# P226 in FULL STAINLESS STEEL - which model number to buy for brand new?



## corksil (Aug 24, 2011)

Hey I hope to buy a p226 by the start of november, I need to figure out a few things first..

I want a FULLY stainless p226, with every possible part in SS. The climate around me is constantly wet all year round, rust is a big issue. I also hear the fully SS p226 is slightly more durable/resilient than one of the Nitron/plastic/other sig versions.

I plan to buy this gun brand new and be it's only owner. I see a gun as a lifelong investment (I wouldn't be shooting much) and can spend whatever it costs to get the best model of p226 for my needs.

What model of Sig p226 do I need to buy to get everything in SS? Weight is not a concern for me.

Can I get a fully SS p226 in non-reflective black? Or will this be a procedure I must have performed locally...

thanks guys love the forum it's my first post of many!


----------



## TedDeBearFrmHell (Jul 1, 2011)

the SIG SAUER P226 Stainless or the SIG SAUER P226 Elite Stainless are your best bet. 

the trigger , hammer, slide release lever, take down lever, decocker, mags, mag release, sights, pins and screws will still be non-stainless but you may be able to find aftermarket parts in stainless or nickel.


----------



## corksil (Aug 24, 2011)

wtf....

So there aren't any p226 I can buy that are 100% SS with no exceptions?

Gahhhhhhh thanks for the replies anyways guys!


----------



## TedDeBearFrmHell (Jul 1, 2011)

to my knowledge there are no 100% stainless guns made anywhere because stainless is not the best materiel for some parts. i think the rolling stones said....

No, you can't always get what you want
You can't always get what you want
You can't always get what you want
And if you try sometime you find
You get what you need


----------



## dondavis3 (Aug 2, 2009)

Here's my Sig P226 X5 Stainless Elite










You might also consider a P229 Stainless Elite.

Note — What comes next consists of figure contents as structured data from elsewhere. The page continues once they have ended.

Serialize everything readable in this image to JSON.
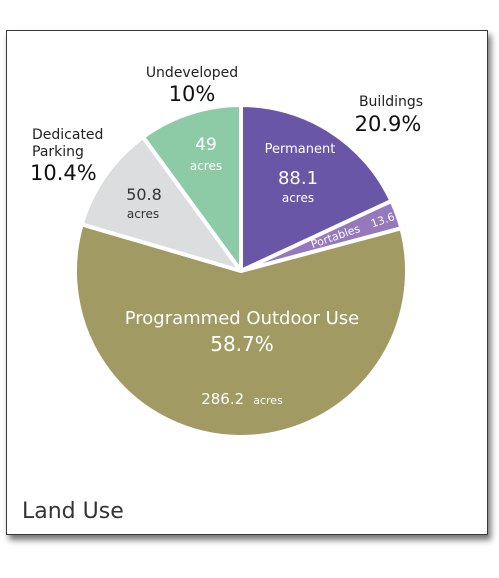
{
  "chart_data": {
    "type": "pie",
    "title": "Land Use",
    "unit": "acres",
    "slices": [
      {
        "name": "Permanent",
        "value": 88.1,
        "unit": "acres",
        "color": "#6A56A6"
      },
      {
        "name": "Portables",
        "value": 13.6,
        "color": "#9479BD"
      },
      {
        "name": "Programmed Outdoor Use",
        "value": 286.2,
        "percent": "58.7%",
        "unit": "acres",
        "color": "#A29A63"
      },
      {
        "name": "Dedicated Parking",
        "value": 50.8,
        "percent": "10.4%",
        "unit": "acres",
        "color": "#DCDDDE"
      },
      {
        "name": "Undeveloped",
        "value": 49,
        "percent": "10%",
        "unit": "acres",
        "color": "#8DCBA6"
      }
    ],
    "groups": [
      {
        "name": "Buildings",
        "percent": "20.9%",
        "members": [
          "Permanent",
          "Portables"
        ]
      }
    ]
  }
}
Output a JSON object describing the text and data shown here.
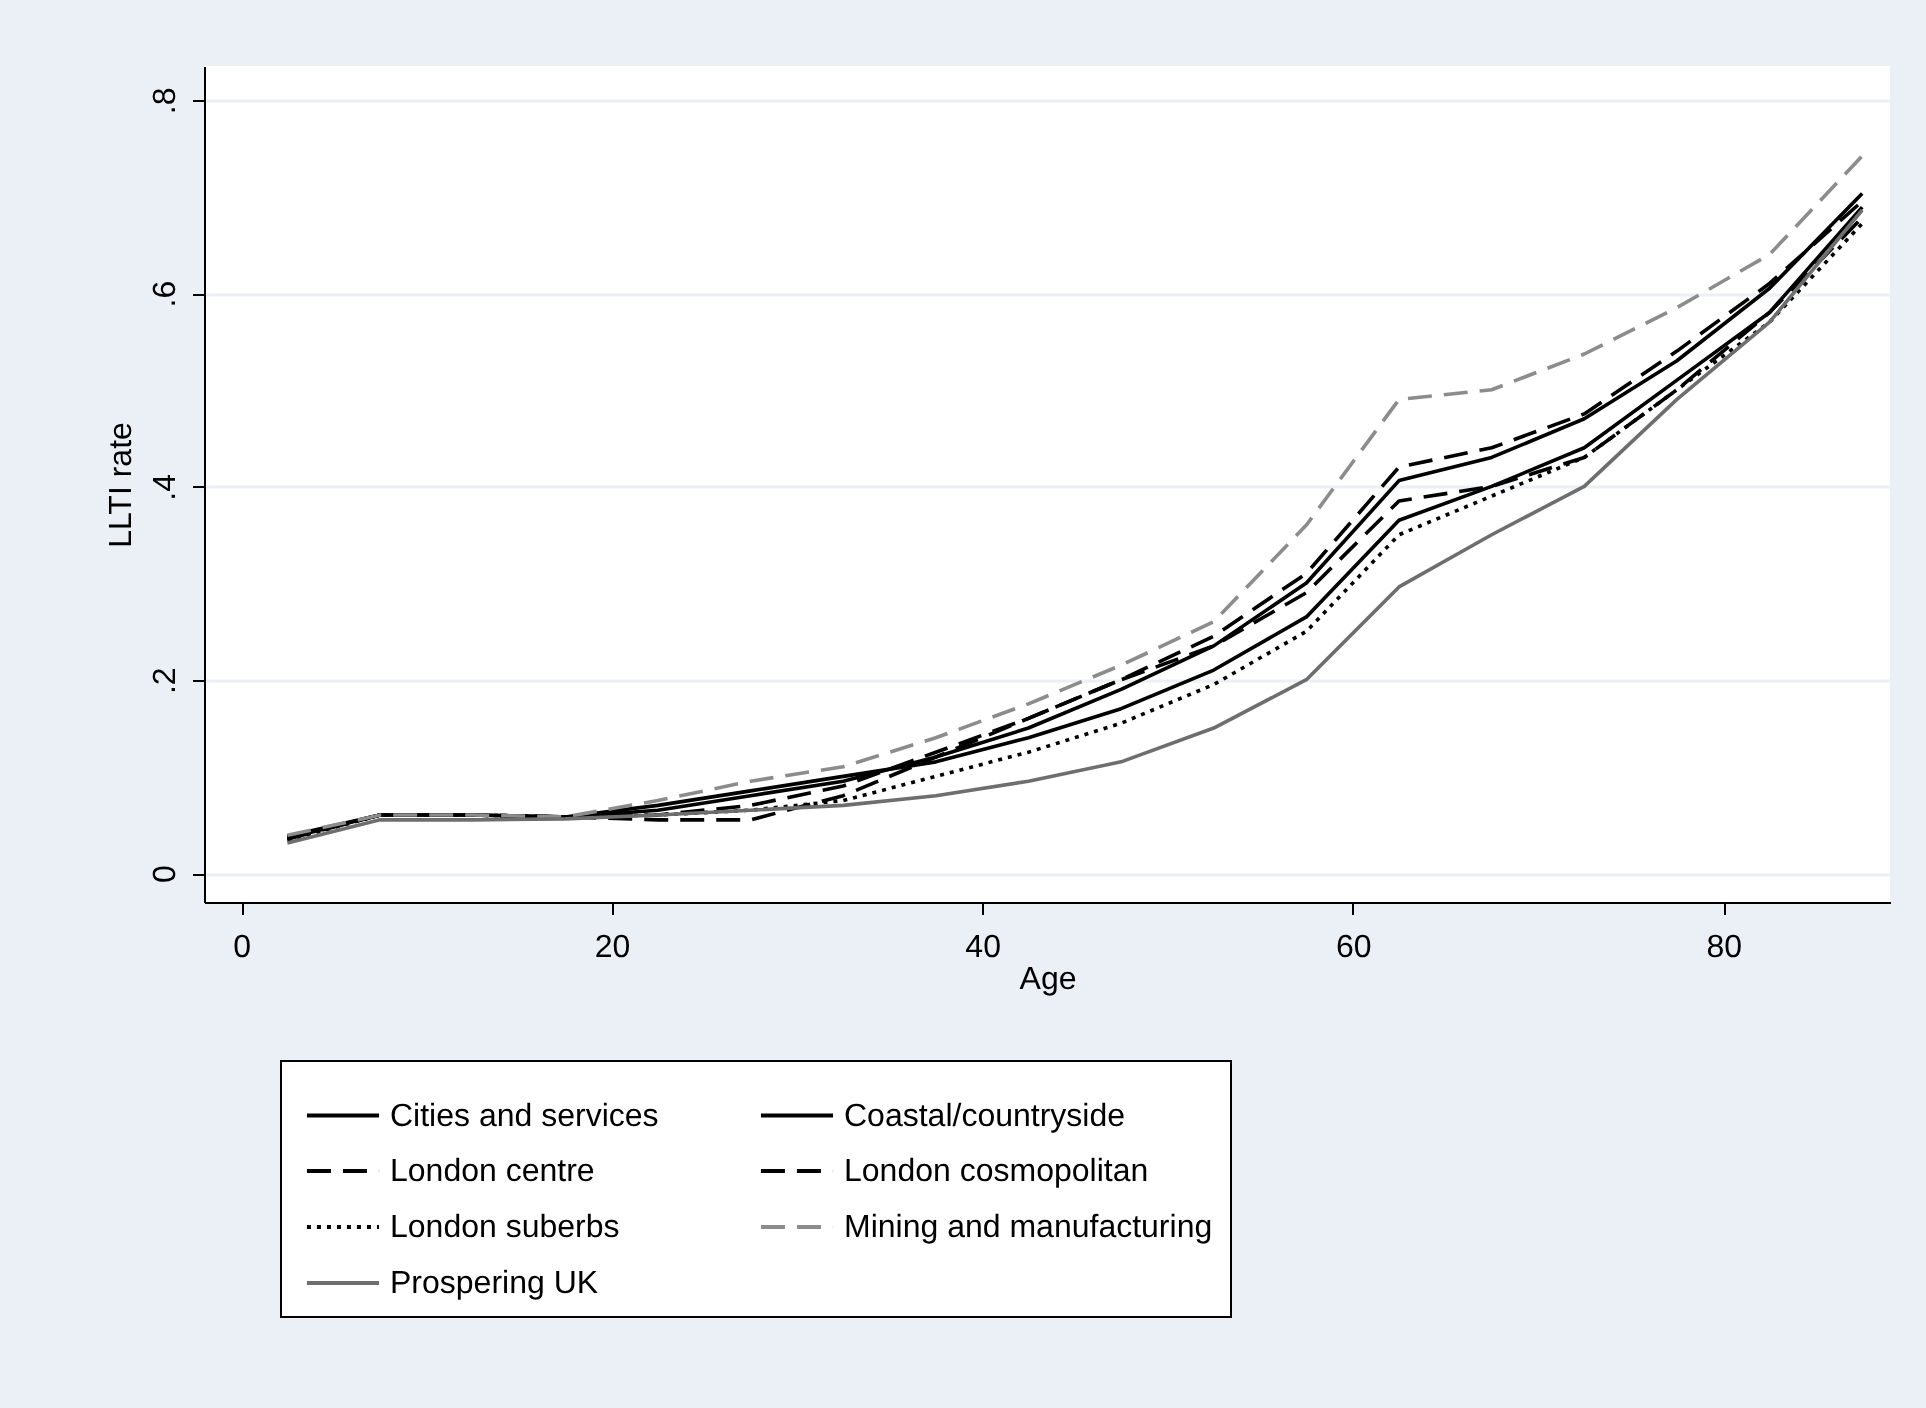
{
  "chart_data": {
    "type": "line",
    "xlabel": "Age",
    "ylabel": "LLTI rate",
    "x": [
      2.5,
      7.5,
      12.5,
      17.5,
      22.5,
      27.5,
      32.5,
      37.5,
      42.5,
      47.5,
      52.5,
      57.5,
      62.5,
      67.5,
      72.5,
      77.5,
      82.5,
      87.5
    ],
    "xlim": [
      -2,
      89
    ],
    "xticks": [
      0,
      20,
      40,
      60,
      80
    ],
    "ylim": [
      -0.03,
      0.835
    ],
    "yticks": [
      {
        "value": 0,
        "label": "0"
      },
      {
        "value": 0.2,
        "label": ".2"
      },
      {
        "value": 0.4,
        "label": ".4"
      },
      {
        "value": 0.6,
        "label": ".6"
      },
      {
        "value": 0.8,
        "label": ".8"
      }
    ],
    "grid": "y",
    "legend": "bottom",
    "series": [
      {
        "name": "Cities and services",
        "color": "#000000",
        "line_style": "solid",
        "values": [
          0.038,
          0.06,
          0.06,
          0.058,
          0.065,
          0.08,
          0.095,
          0.12,
          0.15,
          0.19,
          0.235,
          0.3,
          0.406,
          0.43,
          0.47,
          0.53,
          0.605,
          0.703
        ]
      },
      {
        "name": "Coastal/countryside",
        "color": "#000000",
        "line_style": "solid",
        "values": [
          0.036,
          0.06,
          0.06,
          0.058,
          0.07,
          0.085,
          0.1,
          0.115,
          0.14,
          0.17,
          0.21,
          0.265,
          0.365,
          0.4,
          0.44,
          0.51,
          0.58,
          0.689
        ]
      },
      {
        "name": "London centre",
        "color": "#000000",
        "line_style": "dashed",
        "values": [
          0.035,
          0.06,
          0.06,
          0.058,
          0.055,
          0.055,
          0.08,
          0.12,
          0.16,
          0.2,
          0.235,
          0.29,
          0.385,
          0.4,
          0.43,
          0.5,
          0.58,
          0.678
        ]
      },
      {
        "name": "London cosmopolitan",
        "color": "#000000",
        "line_style": "dashed",
        "values": [
          0.037,
          0.06,
          0.06,
          0.058,
          0.06,
          0.07,
          0.09,
          0.125,
          0.16,
          0.2,
          0.245,
          0.31,
          0.42,
          0.44,
          0.475,
          0.54,
          0.61,
          0.695
        ]
      },
      {
        "name": "London suberbs",
        "color": "#000000",
        "line_style": "dotted",
        "values": [
          0.034,
          0.06,
          0.06,
          0.058,
          0.06,
          0.065,
          0.075,
          0.1,
          0.125,
          0.155,
          0.195,
          0.25,
          0.35,
          0.39,
          0.43,
          0.5,
          0.57,
          0.672
        ]
      },
      {
        "name": "Mining and manufacturing",
        "color": "#8c8c8c",
        "line_style": "dashed",
        "values": [
          0.039,
          0.06,
          0.06,
          0.058,
          0.075,
          0.095,
          0.11,
          0.14,
          0.175,
          0.215,
          0.26,
          0.36,
          0.49,
          0.5,
          0.537,
          0.585,
          0.64,
          0.742
        ]
      },
      {
        "name": "Prospering UK",
        "color": "#6e6e6e",
        "line_style": "solid",
        "values": [
          0.031,
          0.055,
          0.055,
          0.056,
          0.06,
          0.065,
          0.07,
          0.08,
          0.095,
          0.115,
          0.15,
          0.2,
          0.296,
          0.35,
          0.4,
          0.49,
          0.57,
          0.686
        ]
      }
    ]
  }
}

Or a Sig P220 Stainless Elite










All are very good guns.

I do not know of any gun by any manufacturer that "entirely" stainless.

By the way all stainless gun "can" rust - they are rust resistant, but not rust proof.

Good luck in your search.

:smt1099


----------



## VAMarine (Dec 25, 2008)

I'd probably opt for a *226 Combat*...



> Designed to meet, and exceed, rigorous military standards, the P226® Combat performs like no other .9mm available. Each pistol features the military's Flat Dark Earth finish on its alloy frame and SIG's Nitron® finish over a stainless slide. *Internal parts and controls are phosphated for extreme corrosion resistance *and reduced friction while the barrel is hard chromed and finished in Nitron® which easily passes the military's accuracy requirements. *The P226 Combat also passes the military's 240-hour salt spray corrosion test.* Additional features include a M1913 Picatinny rail, vertical front strap serrations and SIGLITE® night sights.


Or just a get a regular 226 and have it all NP3'd by ROBAR.


----------



## postmaster (Aug 16, 2011)

*Nice Sigs*

I bought a regular 226 with black finish and it is supposed to be almost impervious to rust. The stainless is prettier if that's what your after.


----------